I've been a collector of Eric Carle's books for years, ever since I was a preschool teacher. As many times as I have read "The Grouchy Ladybug" I never noticed that the ladybugs have 10 spots! We read the book in our math meeting one day, and then came up with word problems about ladybugs to solve. We had already read another book when I introduced multiples of ten - I blogged about it here - so this book was a great follow-up.

I have been having students write their own word problems in their interactive math notebooks and using books as a hook has really helped them come up with good problems. Have you tried this?


Friday, November 14, 2014

Fiction Friday 2

I'm back for a second edition of Fiction Friday, where I recommend a couple books that are good classroom reads. Today is an all day literacy event at my school, so I am blessed to be able to spend all day reading with my students. FUN!
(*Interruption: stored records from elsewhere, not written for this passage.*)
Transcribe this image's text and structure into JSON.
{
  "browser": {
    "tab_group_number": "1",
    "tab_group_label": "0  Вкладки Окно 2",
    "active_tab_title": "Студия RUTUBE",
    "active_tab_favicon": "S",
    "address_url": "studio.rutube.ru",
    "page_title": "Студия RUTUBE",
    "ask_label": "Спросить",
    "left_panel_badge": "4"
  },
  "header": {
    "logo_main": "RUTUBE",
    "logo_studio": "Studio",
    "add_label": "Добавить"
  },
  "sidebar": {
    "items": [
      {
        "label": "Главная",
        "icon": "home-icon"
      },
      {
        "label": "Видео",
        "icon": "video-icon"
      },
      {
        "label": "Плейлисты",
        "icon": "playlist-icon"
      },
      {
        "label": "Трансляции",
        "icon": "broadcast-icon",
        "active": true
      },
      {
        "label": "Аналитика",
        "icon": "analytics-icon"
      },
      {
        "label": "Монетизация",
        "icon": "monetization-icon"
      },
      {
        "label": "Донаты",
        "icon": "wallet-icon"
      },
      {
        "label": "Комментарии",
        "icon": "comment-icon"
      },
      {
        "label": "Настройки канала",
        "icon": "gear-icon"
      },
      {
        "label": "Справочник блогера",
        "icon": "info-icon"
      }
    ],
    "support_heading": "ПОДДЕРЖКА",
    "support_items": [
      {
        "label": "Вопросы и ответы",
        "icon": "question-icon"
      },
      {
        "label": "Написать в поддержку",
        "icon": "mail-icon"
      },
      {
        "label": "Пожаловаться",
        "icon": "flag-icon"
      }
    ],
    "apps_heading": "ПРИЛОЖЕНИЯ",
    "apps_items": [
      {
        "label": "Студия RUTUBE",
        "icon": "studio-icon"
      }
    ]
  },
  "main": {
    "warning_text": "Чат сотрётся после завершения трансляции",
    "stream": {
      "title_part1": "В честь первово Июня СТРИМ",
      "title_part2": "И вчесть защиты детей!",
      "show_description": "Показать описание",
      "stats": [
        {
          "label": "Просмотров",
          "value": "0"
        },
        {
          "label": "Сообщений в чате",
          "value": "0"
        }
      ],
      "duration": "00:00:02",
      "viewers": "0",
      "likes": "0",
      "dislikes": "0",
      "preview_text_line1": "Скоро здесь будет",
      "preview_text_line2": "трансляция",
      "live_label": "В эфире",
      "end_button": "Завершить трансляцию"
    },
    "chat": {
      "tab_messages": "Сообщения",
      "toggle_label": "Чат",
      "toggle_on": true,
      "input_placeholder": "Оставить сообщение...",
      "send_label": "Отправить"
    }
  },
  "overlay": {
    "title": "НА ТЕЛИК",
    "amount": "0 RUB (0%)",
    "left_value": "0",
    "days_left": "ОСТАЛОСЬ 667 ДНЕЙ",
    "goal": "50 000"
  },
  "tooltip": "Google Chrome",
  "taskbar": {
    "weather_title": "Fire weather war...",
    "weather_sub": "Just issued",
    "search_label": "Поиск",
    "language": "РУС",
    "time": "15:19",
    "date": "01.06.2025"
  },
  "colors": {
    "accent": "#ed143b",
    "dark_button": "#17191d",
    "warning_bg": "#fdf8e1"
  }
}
A few weeks ago my school had the privilege of having an author visit our 3rd through 5th grades. Chris Grabenstein is the author of "Escape From Mr. Lemoncello's Library," which was selected this year as one of our Sunshine State Young Reader Awards books.You can find out more about Chris at his website here. To get him to our school, our media specialist only had to purchase a certain number of book copies at $5 each and resell them to students and staff. No problem -- the demand was so high she had to order more!


This event set of a flurry of reading for my students. Somehow when you meet the author your interest in his book goes way up! I had not read the book myself until I got my signed copy, and then I flew through it quickly. It is a fun story for adults too, who will recognize more of the book references than students will.


OK, confession time. Until recently I had only seen the movie of this story (actually both of them). My teaching partner loves this book and kept talking about using it with our students. I decided I had better order it and read it -- I did that first before I confessed to her my deep dark secret! And when I read it, of course I loved it.



Today we celebrate Literacy Week with bell - to - bell reading. We decided to include some themed activities to go with her reading of this book with our students, so I will be teaching them to make "traveling s'mores" and we will be dipping some pretzels and nilla wafers into melted chocolate. Hopefully we survive the sugar rush!





Tuesday, November 11, 2014

Math Lit: Snowflake Bentley


Do you know the story of Snowflake Bentley? A farmer from Jericho, Vermont, he became the expert on snowflakes. I grew up knowing about him, because I grew up in the Jericho area myself. When I first saw this book a few years ago I knew I had to get it. 



This week I was able to use this book in our math class as we explored patterns in multiplying with a factor of 6. Because of the work of Wilson Bentley, we know that most snowflakes have 6 branches. So, we wrote story problems about snowflakes!

If you don't have this book, may I recommend a youtube video of the story found here. 




Friday, November 7, 2014

Fiction Friday

During the past few summers I have enjoyed being part of a linky called Fiction Friday. Not only do I love to get new book recommendations from other teachers I also enjoy sharing my own finds. I decided it's time I did some fiction Friday posts here on my own blog, and I am hoping some of you will share what you have been reading in your classroom. I'm not going to write summaries of the stories, just bring to your attention some books we are enjoying this year.



I read this classic to both of my classes as part of preparing to teach my "Chocolate Economics" unit in social studies. If you use this one it helps to familiarize students with the story of King Midas - mine had never heard that tale.





This is my current read - aloud book, chosen because I loved it when I read it this fall. Each chapter tells the story of one of the characters, and my home-room students are enjoying putting the pieces together to find out who each person is and how they are connected to others in the story.

Please share what you are reading and loving!